Numerous studies have established a correlation between patients in higher BMI categories and the occurrence of surgical site infections and pneumoperitoneum.[9,11,12] Specifically, higher levels of body fat have been associated with an increased risk of infection at the surgical site. Although the infection rate did not achieve statistical significance, the gross relative percentages indicated that a decrease in BMI increased the odds of surgical site infection. This unexpected finding may be attributed to the proximity of the gastric lumen to the skin surface during the procedure, thus increasing the risk of infection in thinner patients. The presence of increased subcutaneous fat between the gastric lumen and the skin could potentially serve as a protective mechanism from infection.

In our study population, it was observed that age demonstrated a significant association with the risk of minor complications [Table 5]. One explanation for this association is that older patients tend to have a higher prevalence of comorbid conditions. The presence of multiple comorbid conditions in older patients can significantly impact their overall health status and physiological resilience. These findings suggest that age should be regarded as a critical factor when evaluating the likelihood of minor complications arising after the insertion of a gastrostomy tube insertion. It is worth noting that while age is an important factor, it should be considered in conjunction with other factors such as frailty, nutritional status, and functional abilities. These additional factors may also contribute to the increased risk of procedural complications in older patients.

When compared to a widely adopted gastrostomy method such as PEG, the PRG method offers an alternative approach to delivering enteral nutrition.[7,12] Several studies have demonstrated that fluoroscopic techniques exhibit higher success rates and lower rates of major complications compared to endoscopic techniques.[6,13-16] Despite this, a notable vulnerability in radiologically-inserted gastrostomy (RIG) is the necessity for smaller gastrostomy tube sizes, rendering them more susceptible to blockages and necessitating additional interventions.[13,17]

The retrospective nature of this study and its evaluation from a single institution’s perspective imposes several limitations.

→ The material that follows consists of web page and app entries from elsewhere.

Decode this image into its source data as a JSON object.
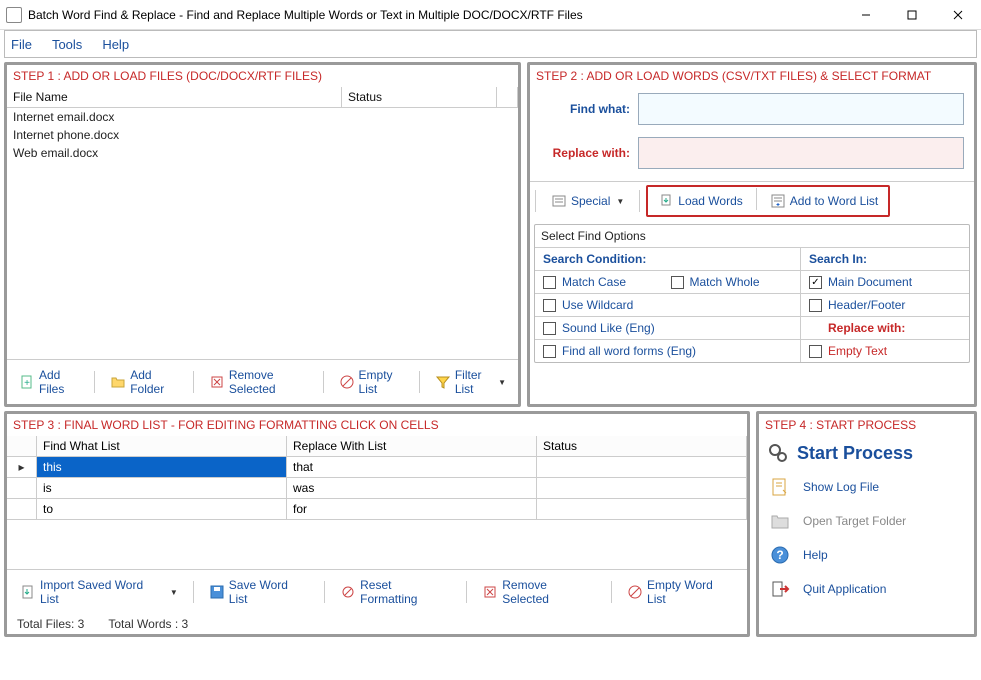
{
  "titlebar": {
    "title": "Batch Word Find & Replace - Find and Replace Multiple Words or Text  in Multiple DOC/DOCX/RTF Files"
  },
  "menu": {
    "file": "File",
    "tools": "Tools",
    "help": "Help"
  },
  "step1": {
    "title": "STEP 1 : ADD OR LOAD FILES (DOC/DOCX/RTF FILES)",
    "cols": {
      "a": "File Name",
      "b": "Status"
    },
    "rows": [
      "Internet email.docx",
      "Internet phone.docx",
      "Web email.docx"
    ],
    "toolbar": {
      "add_files": "Add Files",
      "add_folder": "Add Folder",
      "remove_selected": "Remove Selected",
      "empty_list": "Empty List",
      "filter_list": "Filter List"
    }
  },
  "step2": {
    "title": "STEP 2 : ADD OR LOAD WORDS (CSV/TXT FILES) & SELECT FORMAT",
    "find_label": "Find what:",
    "replace_label": "Replace with:",
    "find_value": "",
    "replace_value": "",
    "toolbar": {
      "special": "Special",
      "load_words": "Load Words",
      "add_to_list": "Add to Word List"
    },
    "options": {
      "title": "Select Find Options",
      "search_condition": "Search Condition:",
      "search_in": "Search In:",
      "replace_with": "Replace with:",
      "match_case": "Match Case",
      "match_whole": "Match Whole",
      "use_wildcard": "Use Wildcard",
      "sound_like": "Sound Like (Eng)",
      "all_forms": "Find all word forms (Eng)",
      "main_doc": "Main Document",
      "header_footer": "Header/Footer",
      "empty_text": "Empty Text"
    }
  },
  "step3": {
    "title": "STEP 3 : FINAL WORD LIST - FOR EDITING FORMATTING CLICK ON CELLS",
    "cols": {
      "a": "Find What List",
      "b": "Replace With List",
      "c": "Status"
    },
    "rows": [
      {
        "find": "this",
        "replace": "that"
      },
      {
        "find": "is",
        "replace": "was"
      },
      {
        "find": "to",
        "replace": "for"
      }
    ],
    "toolbar": {
      "import": "Import Saved Word List",
      "save": "Save Word List",
      "reset": "Reset Formatting",
      "remove": "Remove Selected",
      "empty": "Empty Word List"
    },
    "status": {
      "files": "Total Files: 3",
      "words": "Total Words : 3"
    }
  },
  "step4": {
    "title": "STEP 4 : START PROCESS",
    "start": "Start Process",
    "log": "Show Log File",
    "open": "Open Target Folder",
    "help": "Help",
    "quit": "Quit Application"
  }
}
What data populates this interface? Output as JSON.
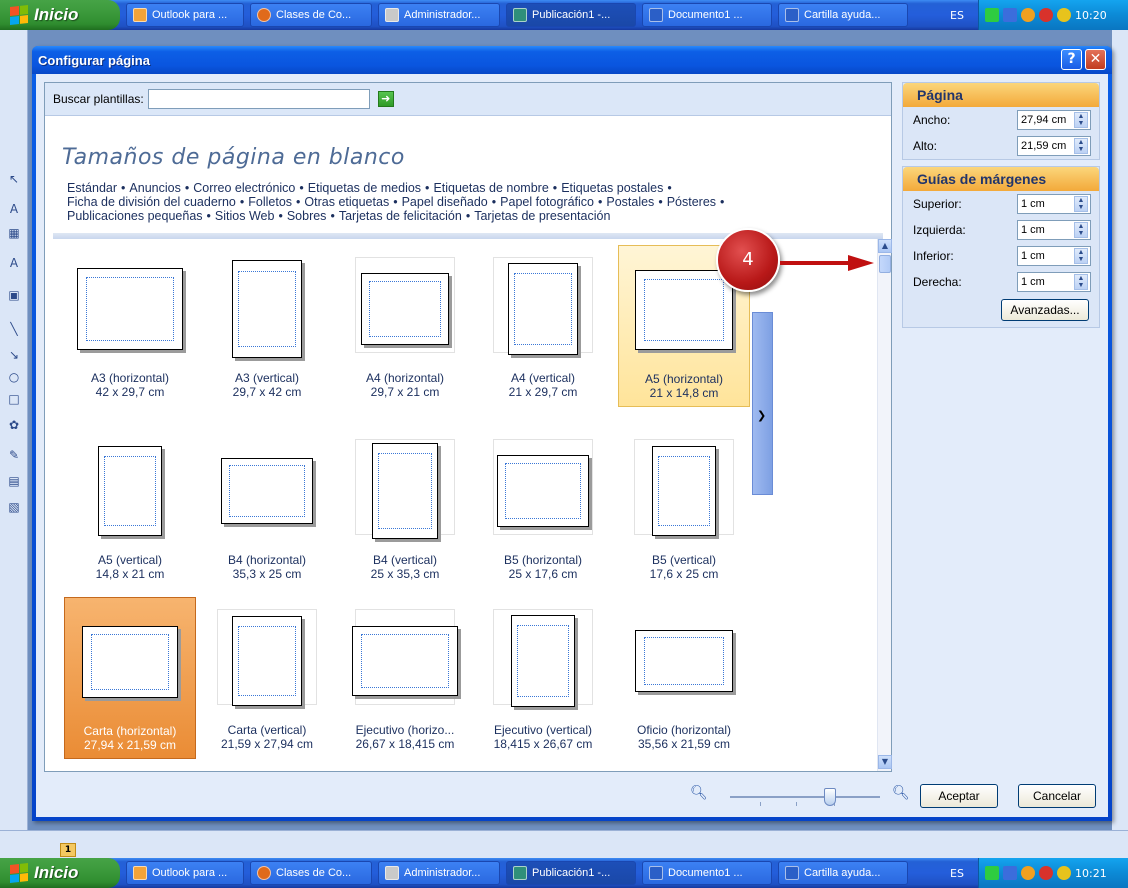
{
  "taskbar_top": {
    "start_label": "Inicio",
    "tasks": [
      "Outlook para ...",
      "Clases de Co...",
      "Administrador...",
      "Publicación1 -...",
      "Documento1 ...",
      "Cartilla ayuda..."
    ],
    "lang": "ES",
    "clock": "10:20"
  },
  "taskbar_bottom": {
    "start_label": "Inicio",
    "tasks": [
      "Outlook para ...",
      "Clases de Co...",
      "Administrador...",
      "Publicación1 -...",
      "Documento1 ...",
      "Cartilla ayuda..."
    ],
    "lang": "ES",
    "clock": "10:21"
  },
  "page_marker": "1",
  "dialog": {
    "title": "Configurar página",
    "search": {
      "label": "Buscar plantillas:",
      "value": ""
    },
    "heading": "Tamaños de página en blanco",
    "categories": [
      "Estándar",
      "Anuncios",
      "Correo electrónico",
      "Etiquetas de medios",
      "Etiquetas de nombre",
      "Etiquetas postales",
      "Ficha de división del cuaderno",
      "Folletos",
      "Otras etiquetas",
      "Papel diseñado",
      "Papel fotográfico",
      "Postales",
      "Pósteres",
      "Publicaciones pequeñas",
      "Sitios Web",
      "Sobres",
      "Tarjetas de felicitación",
      "Tarjetas de presentación"
    ],
    "sizes": [
      {
        "name": "A3 (horizontal)",
        "dims": "42 x 29,7 cm"
      },
      {
        "name": "A3 (vertical)",
        "dims": "29,7 x 42 cm"
      },
      {
        "name": "A4 (horizontal)",
        "dims": "29,7 x 21 cm"
      },
      {
        "name": "A4 (vertical)",
        "dims": "21 x 29,7 cm"
      },
      {
        "name": "A5 (horizontal)",
        "dims": "21 x 14,8 cm"
      },
      {
        "name": "A5 (vertical)",
        "dims": "14,8 x 21 cm"
      },
      {
        "name": "B4 (horizontal)",
        "dims": "35,3 x 25 cm"
      },
      {
        "name": "B4 (vertical)",
        "dims": "25 x 35,3 cm"
      },
      {
        "name": "B5 (horizontal)",
        "dims": "25 x 17,6 cm"
      },
      {
        "name": "B5 (vertical)",
        "dims": "17,6 x 25 cm"
      },
      {
        "name": "Carta (horizontal)",
        "dims": "27,94 x 21,59 cm"
      },
      {
        "name": "Carta (vertical)",
        "dims": "21,59 x 27,94 cm"
      },
      {
        "name": "Ejecutivo (horizo...",
        "dims": "26,67 x 18,415 cm"
      },
      {
        "name": "Ejecutivo (vertical)",
        "dims": "18,415 x 26,67 cm"
      },
      {
        "name": "Oficio (horizontal)",
        "dims": "35,56 x 21,59 cm"
      }
    ],
    "page_section": {
      "title": "Página",
      "width_label": "Ancho:",
      "width_value": "27,94 cm",
      "height_label": "Alto:",
      "height_value": "21,59 cm"
    },
    "margins_section": {
      "title": "Guías de márgenes",
      "top_label": "Superior:",
      "top_value": "1 cm",
      "left_label": "Izquierda:",
      "left_value": "1 cm",
      "bottom_label": "Inferior:",
      "bottom_value": "1 cm",
      "right_label": "Derecha:",
      "right_value": "1 cm",
      "advanced_label": "Avanzadas..."
    },
    "ok_label": "Aceptar",
    "cancel_label": "Cancelar"
  },
  "annotation": {
    "number": "4",
    "color": "#c01010"
  },
  "colors": {
    "selected_yellow": "#ffe49a",
    "selected_orange": "#ea8c35",
    "section_header": "#f3a93a",
    "titlebar": "#0a55df"
  }
}
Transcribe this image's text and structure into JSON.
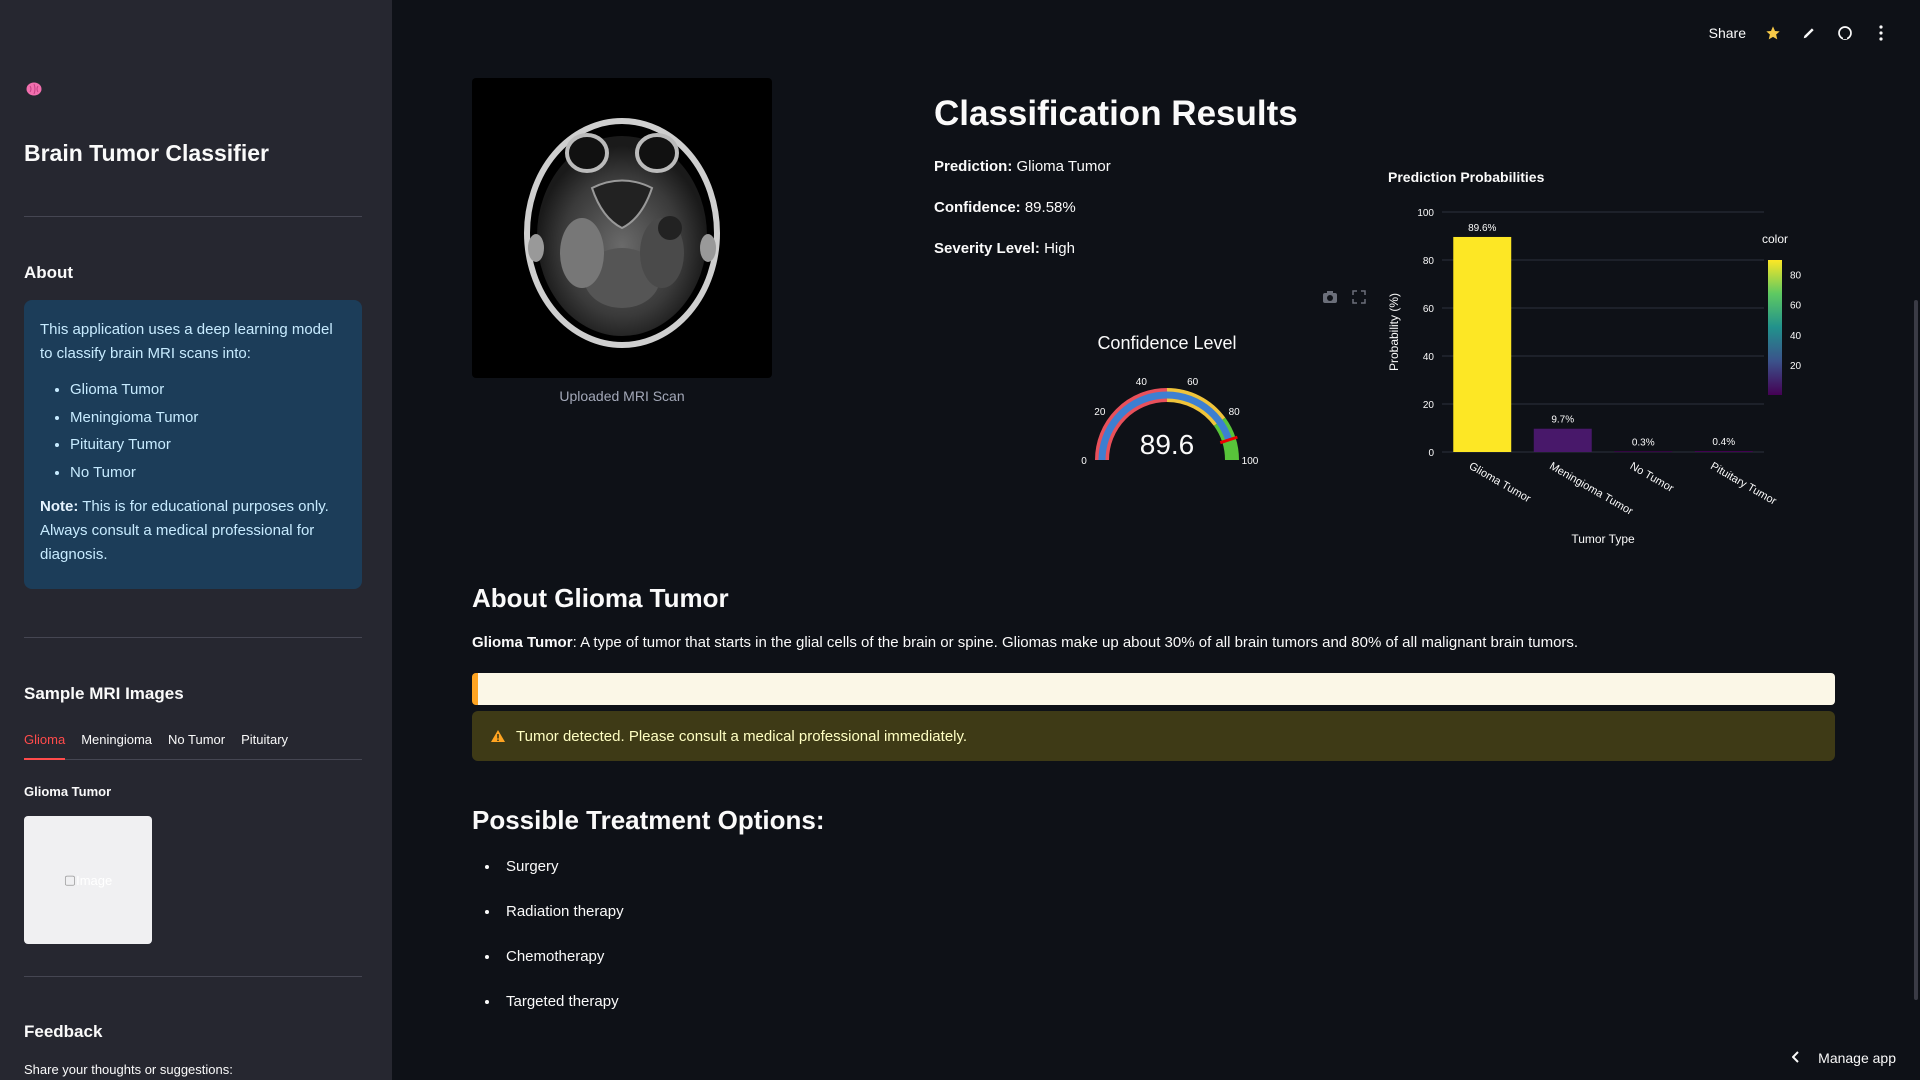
{
  "sidebar": {
    "icon": "brain-icon",
    "app_title": "Brain Tumor Classifier",
    "about_heading": "About",
    "about_text": "This application uses a deep learning model to classify brain MRI scans into:",
    "classes": [
      "Glioma Tumor",
      "Meningioma Tumor",
      "Pituitary Tumor",
      "No Tumor"
    ],
    "note_label": "Note:",
    "note_text": " This is for educational purposes only. Always consult a medical professional for diagnosis.",
    "samples_heading": "Sample MRI Images",
    "tabs": [
      "Glioma",
      "Meningioma",
      "No Tumor",
      "Pituitary"
    ],
    "active_tab": "Glioma",
    "sample_label": "Glioma Tumor",
    "sample_alt": "Image",
    "feedback_heading": "Feedback",
    "feedback_prompt": "Share your thoughts or suggestions:"
  },
  "toolbar": {
    "share_label": "Share",
    "icons": [
      "star-icon",
      "edit-icon",
      "github-icon",
      "more-icon"
    ],
    "star_color": "#f7c948"
  },
  "main": {
    "mri_caption": "Uploaded MRI Scan",
    "results_title": "Classification Results",
    "prediction_label": "Prediction:",
    "prediction_value": " Glioma Tumor",
    "confidence_label": "Confidence:",
    "confidence_value": " 89.58%",
    "severity_label": "Severity Level:",
    "severity_value": " High",
    "gauge": {
      "title": "Confidence Level",
      "value_text": "89.6",
      "value": 89.6,
      "ticks": [
        "0",
        "20",
        "40",
        "60",
        "80",
        "100"
      ]
    },
    "about_heading": "About Glioma Tumor",
    "about_term": "Glioma Tumor",
    "about_text": ": A type of tumor that starts in the glial cells of the brain or spine. Gliomas make up about 30% of all brain tumors and 80% of all malignant brain tumors.",
    "warning_text": "Tumor detected. Please consult a medical professional immediately.",
    "warning_color": "#ffa421",
    "treatment_heading": "Possible Treatment Options:",
    "treatments": [
      "Surgery",
      "Radiation therapy",
      "Chemotherapy",
      "Targeted therapy"
    ],
    "manage_label": "Manage app"
  },
  "chart_data": {
    "type": "bar",
    "title": "Prediction Probabilities",
    "xlabel": "Tumor Type",
    "ylabel": "Probability (%)",
    "categories": [
      "Glioma Tumor",
      "Meningioma Tumor",
      "No Tumor",
      "Pituitary Tumor"
    ],
    "values": [
      89.6,
      9.7,
      0.3,
      0.4
    ],
    "data_labels": [
      "89.6%",
      "9.7%",
      "0.3%",
      "0.4%"
    ],
    "ylim": [
      0,
      100
    ],
    "yticks": [
      "0",
      "20",
      "40",
      "60",
      "80",
      "100"
    ],
    "colorbar": {
      "title": "color",
      "ticks": [
        "20",
        "40",
        "60",
        "80"
      ]
    },
    "grid": true,
    "legend": "colorbar right"
  }
}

The sample size was relatively small, which might have resulted in an increased likelihood of random variation, reducing the statistical power. Although this investigation provided valuable insights into the outcomes and complications associated with PRG, it recognizes the absence of specific patient data related to endoscopically placed tubes in the current study. In future studies, a prospective randomized clinical trial between PRG and PEG methods would offer clinician’s valuable information for selecting the most suitable method based on BMI. Furthermore, this comparison would contribute to the development of evidence-based guidelines for percutaneous gastrostomy tube insertion, considering the diverse patient population and their varying anatomical and physiological characteristics.

CONCLUSION

PRG tube placement serves as a crucial intervention in interventional radiology, offering not only sustained enteral access for patients with compromised nutrition but also effective gut decompression. Our results showed patients in lower BMI classes exhibited increased rates of gastrostomy tube dislodgment and procedural pain management. Age demonstrated a significant association with the risk of minor complications. This study provides valuable insight into predicting and preventing complications in gastrostomy tube placement following gastrostomy tube insertion and highlights areas where more attention is needed to improve patient outcomes.